Question

In a car race, car A takes time $t$ less than car B at the finish and passes the finishing point with speed $v$ more than that of the car B. Assuming both the cars starts from rest and travel with the constant acceleration ${a_1}$ and ${a_2}$ respectively. Show that $v = \sqrt {{a_1}{a_2}} t$ .

Answer 1

We need to use Newton’s laws of kinematics, ${v^2} - {u^2} = 2as$ and $s = ut + \dfrac{1}{2}a{t^2}$ . Since these are two bodies in motion, these laws of kinematics can be used for each car separately to find a relation between the two.

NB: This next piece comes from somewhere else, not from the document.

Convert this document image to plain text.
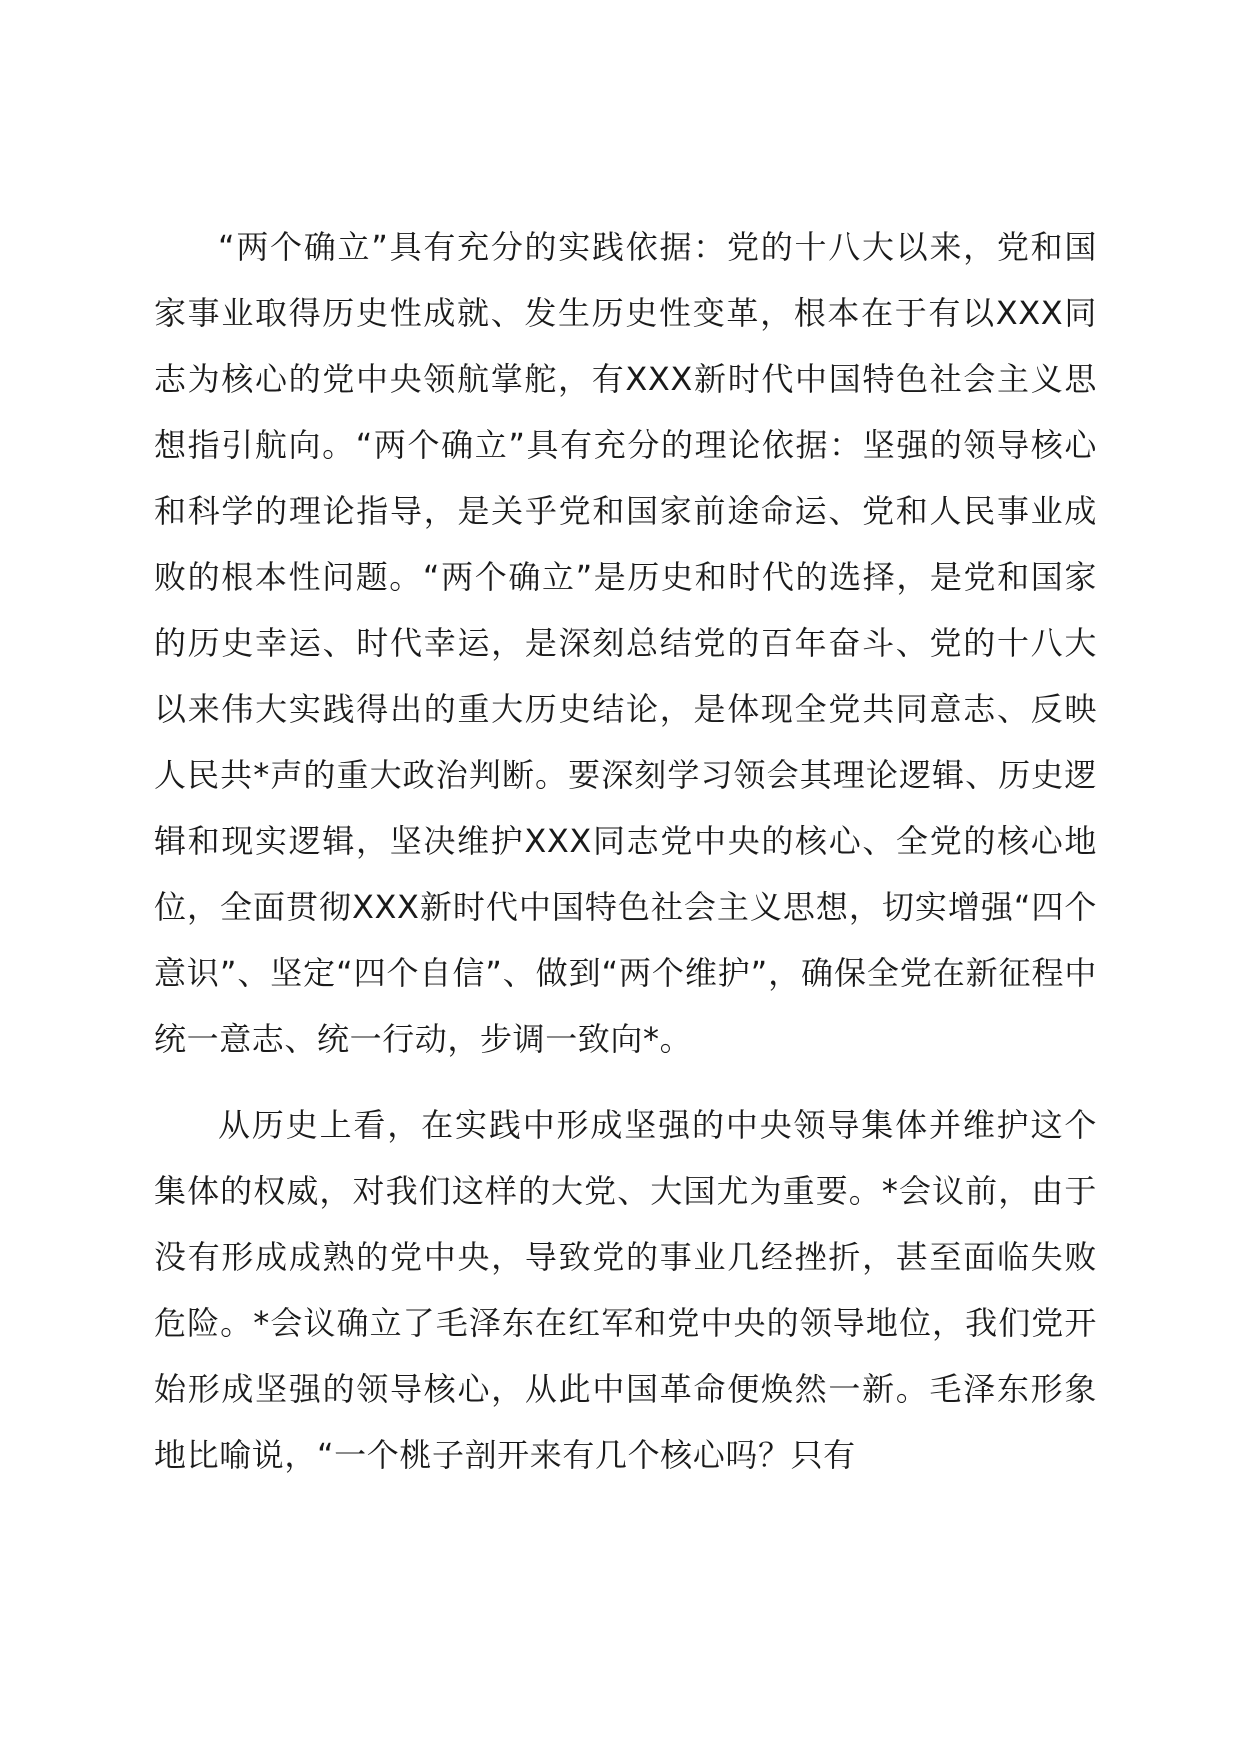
“两个确立”具有充分的实践依据：党的十八大以来，党和国家事业取得历史性成就、发生历史性变革，根本在于有以XXX同志为核心的党中央领航掌舵，有XXX新时代中国特色社会主义思想指引航向。“两个确立”具有充分的理论依据：坚强的领导核心和科学的理论指导，是关乎党和国家前途命运、党和人民事业成败的根本性问题。“两个确立”是历史和时代的选择，是党和国家的历史幸运、时代幸运，是深刻总结党的百年奋斗、党的十八大以来伟大实践得出的重大历史结论，是体现全党共同意志、反映人民共*声的重大政治判断。要深刻学习领会其理论逻辑、历史逻辑和现实逻辑，坚决维护XXX同志党中央的核心、全党的核心地位，全面贯彻XXX新时代中国特色社会主义思想，切实增强“四个意识”、坚定“四个自信”、做到“两个维护”，确保全党在新征程中统一意志、统一行动，步调一致向*。

从历史上看，在实践中形成坚强的中央领导集体并维护这个集体的权威，对我们这样的大党、大国尤为重要。*会议前，由于没有形成成熟的党中央，导致党的事业几经挫折，甚至面临失败危险。*会议确立了毛泽东在红军和党中央的领导地位，我们党开始形成坚强的领导核心，从此中国革命便焕然一新。毛泽东形象地比喻说，“一个桃子剖开来有几个核心吗？只有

Formulas used We will be using the formula ${v^2} - {u^2} = 2as$ where $v$ is the final velocity of the body, $u$ is the initial velocity of the body, $a$ is the acceleration the body acquired and $s$ the displacement travelled by the body. Also we would be using $s = ut + \dfrac{1}{2}a{t^2}$ where $t$ will be the time taken to travel the distance $s$ .

Complete Answer:
We all know that there are few laws of kinematics that will be used to solve most of the problems that are related to kinematics. The third law of kinematics states ${v^2} - {u^2} = 2as$ . But if you investigate in accordance with this problem you can see that the bodies are starting from rest and hence $u = 0$
If $u = 0$ then the law would be, ${v^2} - 0 = 2as$ . Simplifying the equation further and applying square root on both sides we get,
$v = \sqrt {2as}$ .
Similarly, you can find that the second law of kinematics states, $s = ut + \dfrac{1}{2}a{t^2}$ . Again, here $u = 0$ because the cars begin at rest. Hence the equation becomes, $s = (0)t + \dfrac{1}{2}a{t^2}$ . Simplifying it further,
$\Rightarrow {t^2} = \dfrac{{2s}}{a}$ or $t = \sqrt {\dfrac{{2s}}{a}}$ .
Now, in the problem, since Car A takes time $t$ less than car B, let us assume that the time taken by car B is $T$ and so time taken by car A becomes $T - t$ . It also passes the finish line with a speed $v$ more than B. So let the speed of car B be $v'$ and the speed of car A be $v + v'$ .
Now let us apply the laws of kinematics on each car, starting with car A,
$v + v' = \sqrt {2{a_1}s}$ and $T - t = \sqrt {\dfrac{{2s}}{{{a_1}}}}$
For car B,
$v' = \sqrt {2{a_2}s}$ and $T = \sqrt {\dfrac{{2s}}{{{a_2}}}}$
Now substitute the values of $v' = \sqrt {2{a_2}s}$ and $T = \sqrt {\dfrac{{2s}}{{{a_2}}}}$ in the equations for car A.
$v + (\sqrt {2{a_2}s} ) = \sqrt {2{a_1}s}$ and $\sqrt {\dfrac{{2s}}{{{a_2}}}} - t = \sqrt {\dfrac{{2s}}{{{a_1}}}}$
$\Rightarrow v = \sqrt {2{a_1}s} - \sqrt {2{a_2}s}$ and $\sqrt {\dfrac{{2s}}{{{a_2}}}} - \sqrt {\dfrac{{2s}}{{{a_1}}}} = t$
Divide the final equations to give you the value of $\dfrac{v}{t}$
$\dfrac{{\sqrt {2{a_1}s} - \sqrt {2{a_2}s} }}{{\sqrt {\dfrac{{2s}}{{{a_2}}}} - \sqrt {\dfrac{{2s}}{{{a_1}}}} }} = \dfrac{v}{t}$
$\Rightarrow \dfrac{v}{t} = \dfrac{{\sqrt {{a_1}} - \sqrt {{a_2}} }}{{\sqrt {\dfrac{1}{{{a_2}}}} - \sqrt {\dfrac{1}{{{a_1}}}} }} \times \dfrac{{\sqrt {2s} }}{{\sqrt {2s} }}$
Taking L.C.M of the denominator and solving further we get,
$\dfrac{v}{t} = \dfrac{{\sqrt {{a_1}} - \sqrt {{a_2}} }}{{\sqrt {{a_1}} - \sqrt {{a_2}} }} \times \sqrt {{a_1}{a_2}}$
Eliminating the common terms, we get,
$\dfrac{v}{t} = \sqrt {{a_1}{a_2}}$
$\Rightarrow v = \sqrt {{a_1}{a_2}} \times t$ .

Note:
Although we changed most of the terms for each car A and B, we can see that the distance was never changed, this is because both the cars travelled the same distance from rest to complete the rest.